At approximately 4:25 PM, Tuesday, November 18, 2008, the College experienced a CoC-wide internal network outage. This affects all users of the CoC network, including faculty, staff, and students. TSO is currently working to restore network services. Additional information will be posted as it becomes available.

Update: TSO has determined the cause of the outage to be internal to the CoC network. The source of the problem seems to be traffic originating from a CERCS switch in the HPCF. As of 8:30 PM, November 18, we are working to identify the offending hosts and the specific type of network traffic.

Update: TSO restored normal network functionality to all services except those listed below at 11:00 PM, November 18. We are currently conducting forensics and addressing the affected services listed below.

Affected servers/services:
spanning tree issues affecting the 29 vlan of the CERCS network switch
the rohan cluster
nodes 1-14 and 43-56 of the warp cluster
stale NFS mounts on various file servers

Update: TSO has determined that there was a problem on the Router and Firewall that became apparent on Tuesday, November 18. The issue, which started again Wednesday night, was causing the Firewall to reach 80 to 99% CPU utilization. This would affect connectivity across the network. This increase was indirectly caused by the power maintenance on Sunday, November 16. The HPCF clusters, systems in Klaus and in TSRB were left running during the maintenance, as it did not directly affect them. A significant portion of these systems had been left to the default yp (also known as NIS) configuration of ?broadcast?. This meant they would send out an arp/rpc broadcast request to their entire subnet, in this case the 117 subnet. In order to do this they had to reach the gateway on their network. The 117.1 interface is on the opposite side of the firewall from the 117.0 subnet. This was not a problem before as the systems typically are not brought up simultaneously and so the actual broadcast request was short and completed before the next box would come up to request info. This time, all the systems set for broadcast requested the arp/rpc information at the same time, overwhelming the firewall as it attempted to do packet inspection on the multitude of requests.
At approximately 11:00 AM, November 20, the broadcast was blocked on the 117-firewall to prevent any further impact to the firewall and the rest of the network. The firewall utilization now remains steady at below 40% utilization. TSO is correcting the configuration on these systems such that they do not broadcast, but only connect to arrakis-117 and usul-117 directly, avoiding the firewall issue altogether.
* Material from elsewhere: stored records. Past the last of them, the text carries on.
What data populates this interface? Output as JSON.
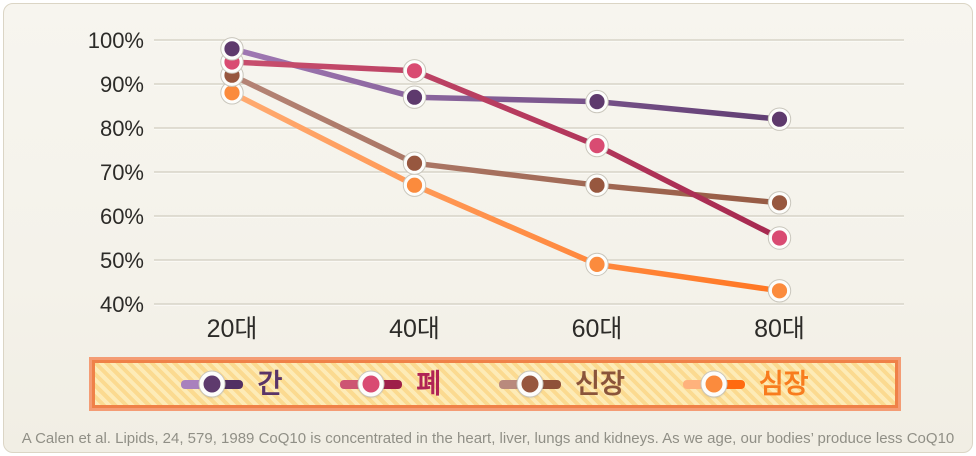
{
  "chart_data": {
    "type": "line",
    "title": "",
    "categories": [
      "20대",
      "40대",
      "60대",
      "80대"
    ],
    "y_tick_labels": [
      "100%",
      "90%",
      "80%",
      "70%",
      "60%",
      "50%",
      "40%"
    ],
    "y_tick_values": [
      100,
      90,
      80,
      70,
      60,
      50,
      40
    ],
    "ylim": [
      40,
      100
    ],
    "grid": true,
    "legend_position": "bottom",
    "series": [
      {
        "name": "간",
        "organ_en": "liver",
        "values": [
          98,
          87,
          86,
          82
        ],
        "marker_color": "#5E3A6D",
        "line_color_start": "#A981BD",
        "line_color_end": "#523063",
        "label_color": "#5A3468"
      },
      {
        "name": "폐",
        "organ_en": "lung",
        "values": [
          95,
          93,
          76,
          55
        ],
        "marker_color": "#D94B72",
        "line_color_start": "#CD5573",
        "line_color_end": "#9E2049",
        "label_color": "#B02355"
      },
      {
        "name": "신장",
        "organ_en": "kidney",
        "values": [
          92,
          72,
          67,
          63
        ],
        "marker_color": "#97573F",
        "line_color_start": "#B98A7D",
        "line_color_end": "#8F5138",
        "label_color": "#8A543B"
      },
      {
        "name": "심장",
        "organ_en": "heart",
        "values": [
          88,
          67,
          49,
          43
        ],
        "marker_color": "#FB8B3D",
        "line_color_start": "#FFB27C",
        "line_color_end": "#FF6A10",
        "label_color": "#F87C1E"
      }
    ]
  },
  "footnote": "A Calen et al. Lipids, 24, 579, 1989 CoQ10 is concentrated in the heart, liver, lungs and kidneys. As we age, our bodies’ produce less CoQ10",
  "colors": {
    "background": "#F5F3EC",
    "panel_border": "#DBD5C5",
    "gridline": "#D7D3C7",
    "gridline_highlight": "#FCFBF7",
    "axis_text": "#2C2B28",
    "footnote_text": "#908F86",
    "legend_border_inner": "#EF8148",
    "legend_border_outer": "#F49C74",
    "legend_stripe_light": "#FDEBB7",
    "legend_stripe_dark": "#FBDA90",
    "marker_ring": "#FDFDFB",
    "marker_ring_edge": "#C9C6BC"
  }
}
Update: Since approximately 7:00 AM, November 21, the College of Computing has been experiencing network latency that is impacting all administrative, research, and academic services. TSO is analyzing the network traffic to determine the offending hosts and/or services that may be causing the problem. Updates will be posted as they become available.

Update: As of 1:30 PM, November 21, TSO has determined that the latency is not the result of a host or service nor is it occurring at the physical layer of the network. We are currently proofing network configuration files. Additional information will be posted as it becomes available.

Update: The detailed timeline for this outage is shown below:

On Tuesday, November 18, the College's main router was experiencing network latency. While troubleshooting the issue, the main CoC router crashed, and its configuration file was lost on reboot. After reboot, the switch management network was spanning-tree flapping and was disabled on the CERCS core switch to restore switch management capability and VPN services for the remainder of the CoC.

On Wednesday, November 19, network slowness continued with the firewall service module at 80% CPU utilization with the .117 firewall context consuming 60% of the total utilization. Router CPU utilization reached 99%. It was determined that the Advance Management Module (AMM) on CERCS warp cluster 1-14 on the .117 VLAN was the cause, and the AMM was reseated. Router CPU utilization was reduced to less than 20%. However, there was no change to the firewall service module CPU utilization.

On Thursday, November 20, OIT blocked sunrpc on the .117 VLAN. As a result, the .117 firewall context CPU utilization dropped to 30%, and the firewall service module CPU utilization dropped to 60%. We then shut down all but 10 systems on the .117 VLAN with no change in CPU utilization. The main CoC router CPU utilization continued to be less than 20%. The .117 firewall context CPU utilization remained at 30%, so it was moved to a second firewall service module to distribute the load.

On Friday, November 21, the main CoC router was unresponsive, at 99% CPU. TSO called OIT. Their logs showed spanning tree flapping with the .117 VLAN. We then verified the core router and switch configurations. We also verified all interconnections on all uplinks to the entire CoC network. OIT and GTISC came onsite to assist TSO. The failure point was determined to be a built-in switch on the CERCS awing blade center. After removing the switch, the firewall CPU returned to normal levels (<1%).

Update: During the network outage, we determined that some email was rejected by our mail server. The users affected have been notified of the messages that were rejected including the date, time stamp and sender of the messages.